"If m > 0 and x is m% of y, Then in Terms of m, y is What Percent of x?" — GMAT® Worked Solution
From Episode 39 of Real GMAT® Problems (The GMAT® Strategy Podcast). For the full strategy behind percent word problems on the GMAT®, read: Translating Percent Word Problems on the GMAT®: A One-Word-at-a-Time System.
The Problem
Source: Official Guide for GMAT® Review, 11th Edition
If m > 0 and x is m% of y, then in terms of m, y is what percent of x?
(A) 100m
(B) 1⁄100m
(C) 1⁄m
(D) 10⁄m
(E) 10,000⁄m
Translate the First Statement One Word at a Time
The problem gives one fact and asks for one quantity. Translate each separately.
First fact: "x is m% of y"
- "x" → x
- "is" → =
- "m" → m
- "percent" → ÷ 100
- "of" → ×
- "y" → y
That gives us:
x = m⁄100 × y
Note the m sits over 100 — not on its own. This is the most important step in the whole problem. We will come back to why in the "Why This Problem Matters" section.
Translate the Question One Word at a Time
The question: "y is what percent of x"
- "y" → y
- "is" → =
- "what" → a new variable. Use P
- "percent" → ÷ 100
- "of" → ×
- "x" → x
That gives us:
y = P⁄100 × x
Now we have two equations:
- x = m⁄100 × y
- y = P⁄100 × x
We want to solve for P in terms of m. The phrase "in terms of m" means P should be expressed using only m — no x, no y. The answer choices confirm this: they have only m in them.
Step 1: Substitute to Eliminate x
Take equation 2:
y = P⁄100 × x
Replace x with what equation 1 says x equals: m⁄100 × y.
y = P⁄100 × (m⁄100 × y)
x is gone. Now we have one equation with y, m, and P.
Step 2: Eliminate y
Divide both sides by y. The problem implies y ≠ 0 (since x is some percent of y), so this is safe:
1 = P⁄100 × m⁄100
y is gone. We are left with m and P.
Step 3: Clear the Fractions
Multiply both sides by 100 × 100 = 10,000:
10,000 = P × m
Step 4: Solve for P
Divide both sides by m:
P = 10,000⁄m
The answer is (E).
Why This Problem Matters
About 31% of test takers miss this one — roughly three times the miss rate of Problem 1. The math is not much harder. What changes is one specific translation step that catches a lot of test takers off guard.

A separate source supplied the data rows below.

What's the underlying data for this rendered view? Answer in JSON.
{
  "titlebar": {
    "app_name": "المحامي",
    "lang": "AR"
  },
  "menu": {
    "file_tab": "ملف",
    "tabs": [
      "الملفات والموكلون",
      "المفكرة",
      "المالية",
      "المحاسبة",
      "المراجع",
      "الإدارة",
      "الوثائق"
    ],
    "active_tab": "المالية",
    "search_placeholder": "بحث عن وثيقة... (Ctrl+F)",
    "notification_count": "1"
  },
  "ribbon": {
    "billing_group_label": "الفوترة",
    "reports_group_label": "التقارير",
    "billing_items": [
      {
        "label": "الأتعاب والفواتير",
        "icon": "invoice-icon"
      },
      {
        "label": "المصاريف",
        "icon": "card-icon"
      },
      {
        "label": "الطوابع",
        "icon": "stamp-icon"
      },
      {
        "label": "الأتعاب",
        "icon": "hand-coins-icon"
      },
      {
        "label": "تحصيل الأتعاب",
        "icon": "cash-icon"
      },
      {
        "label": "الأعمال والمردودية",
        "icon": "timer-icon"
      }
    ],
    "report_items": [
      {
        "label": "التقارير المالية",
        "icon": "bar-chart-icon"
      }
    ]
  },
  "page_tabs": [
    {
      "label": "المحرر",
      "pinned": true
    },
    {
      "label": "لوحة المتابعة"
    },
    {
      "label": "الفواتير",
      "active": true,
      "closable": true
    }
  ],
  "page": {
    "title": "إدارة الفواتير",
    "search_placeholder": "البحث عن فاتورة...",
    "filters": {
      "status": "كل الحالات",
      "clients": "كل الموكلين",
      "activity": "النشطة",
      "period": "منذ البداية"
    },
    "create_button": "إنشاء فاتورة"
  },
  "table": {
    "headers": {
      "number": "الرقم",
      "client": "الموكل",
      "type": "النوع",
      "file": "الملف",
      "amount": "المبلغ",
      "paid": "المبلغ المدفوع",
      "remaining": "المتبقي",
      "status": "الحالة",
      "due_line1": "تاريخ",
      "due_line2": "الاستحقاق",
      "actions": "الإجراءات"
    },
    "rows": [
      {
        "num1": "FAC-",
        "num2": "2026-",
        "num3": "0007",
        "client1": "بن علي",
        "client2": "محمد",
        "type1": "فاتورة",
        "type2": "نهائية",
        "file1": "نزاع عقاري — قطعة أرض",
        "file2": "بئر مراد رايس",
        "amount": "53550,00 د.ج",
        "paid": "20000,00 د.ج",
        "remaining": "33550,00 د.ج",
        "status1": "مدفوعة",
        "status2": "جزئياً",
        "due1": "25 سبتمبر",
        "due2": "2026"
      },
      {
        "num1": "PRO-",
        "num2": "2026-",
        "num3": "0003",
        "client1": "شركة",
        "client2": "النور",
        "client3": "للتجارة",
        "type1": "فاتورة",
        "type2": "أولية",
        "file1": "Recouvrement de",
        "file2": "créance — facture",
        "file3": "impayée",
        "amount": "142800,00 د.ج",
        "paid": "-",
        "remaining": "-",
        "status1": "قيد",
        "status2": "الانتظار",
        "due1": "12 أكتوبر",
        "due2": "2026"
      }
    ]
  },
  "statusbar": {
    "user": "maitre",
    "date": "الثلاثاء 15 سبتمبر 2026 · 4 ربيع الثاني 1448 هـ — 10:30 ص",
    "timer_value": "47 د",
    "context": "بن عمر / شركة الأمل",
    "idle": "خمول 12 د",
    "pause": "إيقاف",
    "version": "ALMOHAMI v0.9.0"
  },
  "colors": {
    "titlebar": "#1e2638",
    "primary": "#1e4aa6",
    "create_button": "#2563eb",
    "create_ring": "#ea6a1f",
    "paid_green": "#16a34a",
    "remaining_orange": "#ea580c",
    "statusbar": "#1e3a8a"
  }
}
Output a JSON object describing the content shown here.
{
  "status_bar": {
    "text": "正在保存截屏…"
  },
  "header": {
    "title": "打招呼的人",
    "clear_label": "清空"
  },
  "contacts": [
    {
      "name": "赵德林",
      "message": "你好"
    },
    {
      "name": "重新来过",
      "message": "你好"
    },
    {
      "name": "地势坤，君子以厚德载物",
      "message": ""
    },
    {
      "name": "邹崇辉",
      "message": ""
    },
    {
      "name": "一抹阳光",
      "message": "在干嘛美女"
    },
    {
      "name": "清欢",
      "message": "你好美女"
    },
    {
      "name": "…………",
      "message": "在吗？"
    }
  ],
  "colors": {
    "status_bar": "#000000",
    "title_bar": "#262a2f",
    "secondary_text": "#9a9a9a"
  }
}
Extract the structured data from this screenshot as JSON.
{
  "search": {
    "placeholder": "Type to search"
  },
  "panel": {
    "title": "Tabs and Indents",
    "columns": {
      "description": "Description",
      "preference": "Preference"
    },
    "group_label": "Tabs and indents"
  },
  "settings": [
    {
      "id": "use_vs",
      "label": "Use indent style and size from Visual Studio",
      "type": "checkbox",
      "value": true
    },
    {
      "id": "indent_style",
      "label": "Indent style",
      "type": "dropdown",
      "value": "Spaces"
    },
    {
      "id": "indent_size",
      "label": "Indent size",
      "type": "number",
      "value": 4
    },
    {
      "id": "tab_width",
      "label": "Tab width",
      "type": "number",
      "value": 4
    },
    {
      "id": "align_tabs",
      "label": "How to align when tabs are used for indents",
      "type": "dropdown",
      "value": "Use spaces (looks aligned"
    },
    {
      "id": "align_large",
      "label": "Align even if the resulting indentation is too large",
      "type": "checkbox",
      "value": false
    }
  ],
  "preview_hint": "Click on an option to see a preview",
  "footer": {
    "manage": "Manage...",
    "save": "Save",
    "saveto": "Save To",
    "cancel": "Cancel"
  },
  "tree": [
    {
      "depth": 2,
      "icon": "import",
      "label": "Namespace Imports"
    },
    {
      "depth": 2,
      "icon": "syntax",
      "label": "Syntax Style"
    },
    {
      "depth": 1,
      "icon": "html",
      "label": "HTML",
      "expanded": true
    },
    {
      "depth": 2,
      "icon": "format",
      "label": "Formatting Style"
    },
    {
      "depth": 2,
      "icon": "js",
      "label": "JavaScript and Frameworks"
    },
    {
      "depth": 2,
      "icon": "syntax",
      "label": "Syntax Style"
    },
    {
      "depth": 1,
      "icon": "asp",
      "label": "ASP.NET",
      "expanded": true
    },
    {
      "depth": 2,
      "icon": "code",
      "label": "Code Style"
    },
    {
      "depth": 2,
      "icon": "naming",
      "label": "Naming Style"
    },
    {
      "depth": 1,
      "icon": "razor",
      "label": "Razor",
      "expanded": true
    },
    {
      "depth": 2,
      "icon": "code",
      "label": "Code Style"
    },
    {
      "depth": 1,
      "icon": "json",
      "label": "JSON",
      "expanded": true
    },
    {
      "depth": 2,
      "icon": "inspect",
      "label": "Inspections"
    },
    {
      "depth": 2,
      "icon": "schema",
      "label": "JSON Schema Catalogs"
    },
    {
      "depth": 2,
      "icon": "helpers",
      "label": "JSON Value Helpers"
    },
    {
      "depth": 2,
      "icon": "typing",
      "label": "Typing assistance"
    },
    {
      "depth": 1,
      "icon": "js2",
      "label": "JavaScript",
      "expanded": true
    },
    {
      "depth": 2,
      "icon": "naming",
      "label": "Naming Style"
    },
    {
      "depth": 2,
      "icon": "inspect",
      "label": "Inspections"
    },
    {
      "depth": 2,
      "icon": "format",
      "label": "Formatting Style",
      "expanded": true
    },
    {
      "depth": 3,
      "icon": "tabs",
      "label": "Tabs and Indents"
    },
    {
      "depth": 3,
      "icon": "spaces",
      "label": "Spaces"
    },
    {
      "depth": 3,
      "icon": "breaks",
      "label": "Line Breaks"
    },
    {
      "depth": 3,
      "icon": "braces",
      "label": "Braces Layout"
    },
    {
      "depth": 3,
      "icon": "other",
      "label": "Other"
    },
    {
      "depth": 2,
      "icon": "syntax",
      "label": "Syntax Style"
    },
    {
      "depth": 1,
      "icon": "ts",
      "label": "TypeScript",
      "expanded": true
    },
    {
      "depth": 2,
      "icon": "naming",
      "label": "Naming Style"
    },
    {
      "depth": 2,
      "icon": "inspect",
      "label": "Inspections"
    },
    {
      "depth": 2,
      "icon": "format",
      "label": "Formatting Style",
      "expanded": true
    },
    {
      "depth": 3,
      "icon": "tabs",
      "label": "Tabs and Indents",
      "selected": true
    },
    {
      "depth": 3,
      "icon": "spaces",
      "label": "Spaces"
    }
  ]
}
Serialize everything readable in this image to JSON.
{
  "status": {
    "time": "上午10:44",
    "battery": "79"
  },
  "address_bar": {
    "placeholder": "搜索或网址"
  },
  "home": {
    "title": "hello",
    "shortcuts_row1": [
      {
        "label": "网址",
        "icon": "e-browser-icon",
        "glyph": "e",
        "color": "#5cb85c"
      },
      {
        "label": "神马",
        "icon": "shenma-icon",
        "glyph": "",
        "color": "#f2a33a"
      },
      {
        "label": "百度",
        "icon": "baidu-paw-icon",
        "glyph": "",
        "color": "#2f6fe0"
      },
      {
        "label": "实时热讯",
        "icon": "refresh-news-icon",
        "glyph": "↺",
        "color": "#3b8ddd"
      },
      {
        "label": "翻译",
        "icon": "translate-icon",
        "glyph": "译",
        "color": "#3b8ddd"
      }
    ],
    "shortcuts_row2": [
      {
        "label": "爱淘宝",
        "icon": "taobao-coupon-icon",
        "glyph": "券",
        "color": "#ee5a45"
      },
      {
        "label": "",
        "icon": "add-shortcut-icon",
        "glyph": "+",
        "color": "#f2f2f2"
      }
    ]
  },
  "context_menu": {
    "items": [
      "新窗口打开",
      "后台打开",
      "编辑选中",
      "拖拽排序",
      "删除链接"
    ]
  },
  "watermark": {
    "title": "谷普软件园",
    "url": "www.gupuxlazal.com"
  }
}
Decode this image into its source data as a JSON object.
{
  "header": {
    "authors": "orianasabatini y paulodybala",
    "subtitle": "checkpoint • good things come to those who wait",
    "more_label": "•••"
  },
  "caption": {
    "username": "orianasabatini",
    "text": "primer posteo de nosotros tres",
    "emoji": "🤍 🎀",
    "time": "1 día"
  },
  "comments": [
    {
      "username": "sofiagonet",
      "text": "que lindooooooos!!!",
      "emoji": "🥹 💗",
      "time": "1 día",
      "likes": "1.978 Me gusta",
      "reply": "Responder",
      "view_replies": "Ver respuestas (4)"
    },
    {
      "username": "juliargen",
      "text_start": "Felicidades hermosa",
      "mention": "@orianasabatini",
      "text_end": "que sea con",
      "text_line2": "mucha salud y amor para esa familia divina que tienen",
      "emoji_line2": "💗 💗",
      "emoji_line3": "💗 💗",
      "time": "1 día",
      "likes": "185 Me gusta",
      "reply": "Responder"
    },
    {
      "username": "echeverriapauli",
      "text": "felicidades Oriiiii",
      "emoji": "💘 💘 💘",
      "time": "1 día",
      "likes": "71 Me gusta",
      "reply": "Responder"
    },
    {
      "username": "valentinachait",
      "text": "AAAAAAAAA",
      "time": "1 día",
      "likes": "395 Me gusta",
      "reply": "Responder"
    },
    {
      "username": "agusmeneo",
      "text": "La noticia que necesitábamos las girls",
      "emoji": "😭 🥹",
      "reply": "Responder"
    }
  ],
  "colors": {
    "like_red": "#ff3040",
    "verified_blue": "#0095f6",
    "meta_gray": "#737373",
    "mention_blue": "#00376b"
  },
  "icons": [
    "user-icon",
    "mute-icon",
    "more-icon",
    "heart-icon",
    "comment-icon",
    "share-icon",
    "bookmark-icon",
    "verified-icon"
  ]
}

The biggest trap: treating m% as a single quantity instead of m ÷ 100.
Two versions of the mistake show up:
The plugging-in version. Test taker decides to plug in for m to make the problem concrete. Wants to test 20%. So sets m = 0.2. But the problem says "m%" — meaning m is the percent itself. If you want 20%, m should equal 20, not 0.2. Setting m = 0.2 means you are actually testing 0.2%, which is a different problem.
The algebra version. Test taker translates "x is m% of y" as x = m × y instead of x = m/100 × y. This skips the divide-by-100 step. From there, the algebra leads to (C), 1⁄m, which picks up about 15% of test takers.
The four-word translation system catches both versions of the mistake. The word percent has its own translation: ÷ 100. It is not part of the variable. Keeping it as a separate step means m stays m, and the divide-by-100 happens on its own.
A few more things worth noting:
The phrase "in terms of m." This is GMAT® shorthand for "express the answer using only m" — no other variables. The answer choices reflect this. Whenever you see "in terms of [variable]," check the answer choices to confirm what variables should and should not appear.
Substitution as a tool for making variables disappear. The problem has three variables (x, y, m) and the answer needs to have one (m). Substitution gets rid of the others. We used equation 1 to replace x in equation 2, then divided by y to eliminate y. Two substitutions, two variables removed.
Variables in the answer choices are a signal. When the answers contain m rather than numbers, the final answer probably will too. Do not be thrown off by ending up with a fraction over m.